Dziennikarz PCh24.pl relacjonuje historię młodego studenta, który szukając dla siebie miejsca, przybył do Rzymu. Studentem tym był Claudio Gugerotti, który trafił pod skrzydła jednego z najważniejszych wówczas watykańskich dyplomatów, przyszłego kardynała Achille Silvestriniego. W 1982 roku Gugerotti przyjął święcenia kapłańskie, choć nigdy nie był alumnem żadnego seminarium duchownego.

- „To dzięki wsparciu Silvestriniego Gugerotti trafił do Kongregacji ds. Kościołów Wschodnich. W 1997 roku został jej podsekretarzem. W 2011 roku otrzymał stanowisko nuncjusza na Białorusi, w 2015 roku – na Ukrainie. Jak usłyszałem, z tego okresu został zapamiętany jako konserwatysta, ale nikt nie wie, czy prezentował realne poglądy, czy przyjmował raczej pozę adekwatną do oczekiwań jego białoruskich i ukraińskich gospodarzy. W 2020 roku został nuncjuszem w Wielkiej Brytanii, a po dwóch latach wrócił do Kurii Rzymskiej, już jako prefekt Dykasterii ds. Kościołów Wschodnich. Rok później Franciszek wręczył mu biret kardynalski”

- opisuje zaskakującą karierę Chmielewski.

To właśnie z uwagi na szybkie zdobywanie kolejnych szczebli kariery, kard. Gugerotti ma być nazywany „koziorożcem”. Dziś jest jednym z najważniejszych kurialistów.

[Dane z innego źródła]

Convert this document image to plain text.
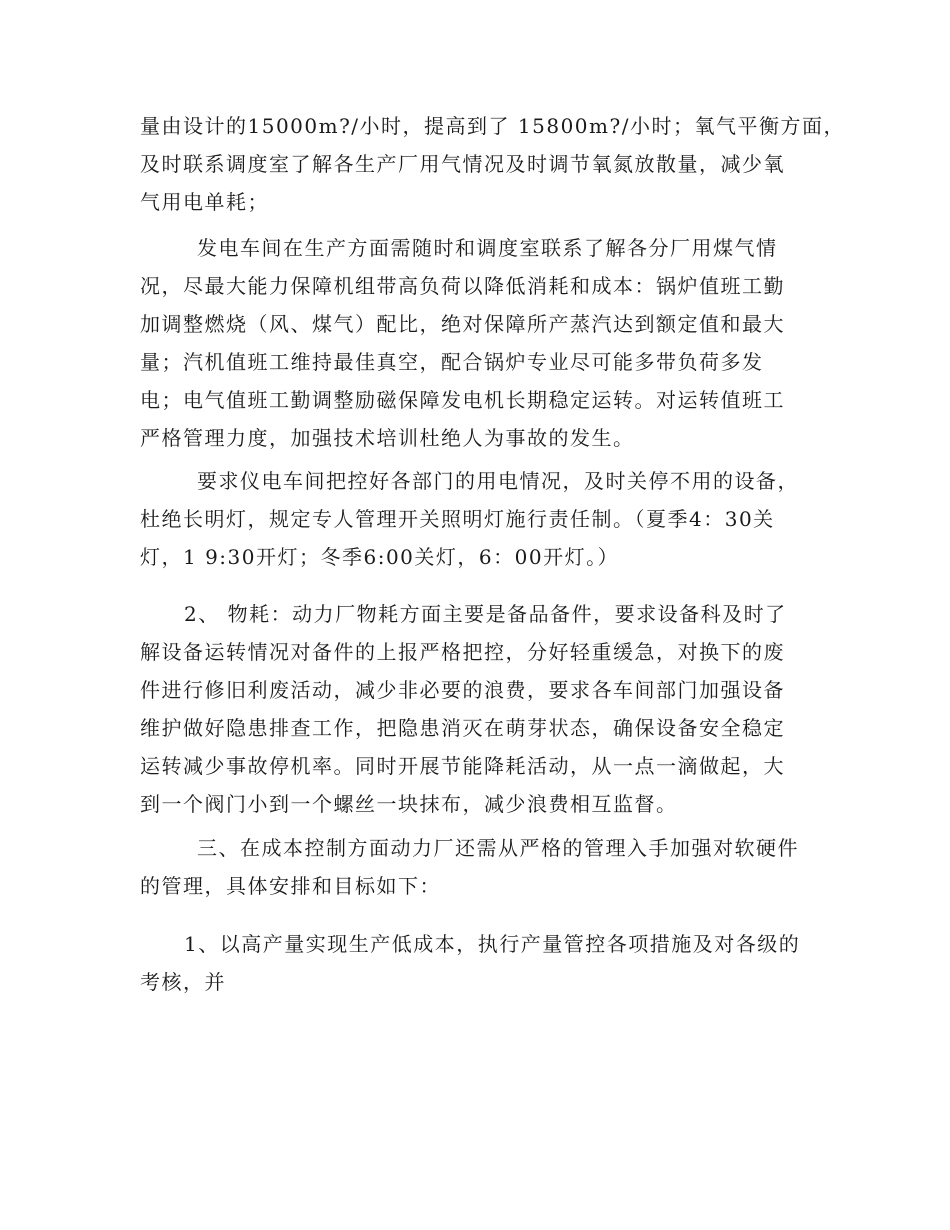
量由设计的15000m?/小时，提高到了 15800m?/小时；氧气平衡方面，
及时联系调度室了解各生产厂用气情况及时调节氧氮放散量，减少氧
气用电单耗；
发电车间在生产方面需随时和调度室联系了解各分厂用煤气情
况，尽最大能力保障机组带高负荷以降低消耗和成本：锅炉值班工勤
加调整燃烧（风、煤气）配比，绝对保障所产蒸汽达到额定值和最大
量；汽机值班工维持最佳真空，配合锅炉专业尽可能多带负荷多发
电；电气值班工勤调整励磁保障发电机长期稳定运转。对运转值班工
严格管理力度，加强技术培训杜绝人为事故的发生。
要求仪电车间把控好各部门的用电情况，及时关停不用的设备，
杜绝长明灯，规定专人管理开关照明灯施行责任制。（夏季4：30关
灯，1 9:30开灯；冬季6:00关灯，6：00开灯。）
2、 物耗：动力厂物耗方面主要是备品备件，要求设备科及时了
解设备运转情况对备件的上报严格把控，分好轻重缓急，对换下的废
件进行修旧利废活动，减少非必要的浪费，要求各车间部门加强设备
维护做好隐患排查工作，把隐患消灭在萌芽状态，确保设备安全稳定
运转减少事故停机率。同时开展节能降耗活动，从一点一滴做起，大
到一个阀门小到一个螺丝一块抹布，减少浪费相互监督。
三、在成本控制方面动力厂还需从严格的管理入手加强对软硬件
的管理，具体安排和目标如下：
1、以高产量实现生产低成本，执行产量管控各项措施及对各级的
考核，并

- „Ma mieć silne poparcie Pietro Parolina, który gotów jest wystawić jego kandydaturę, jeżeli on sam nie byłby w stanie zdobyć odpowiedniej liczby głosów”

- twierdzi Chmielewski.

Autor podkreśla, że „kandydatury Koziorożca nie można ignorować, choć byłby to papież z wyjątkowo zaskakującym życiorysem i brakiem duszpasterskiego doświadczenia”.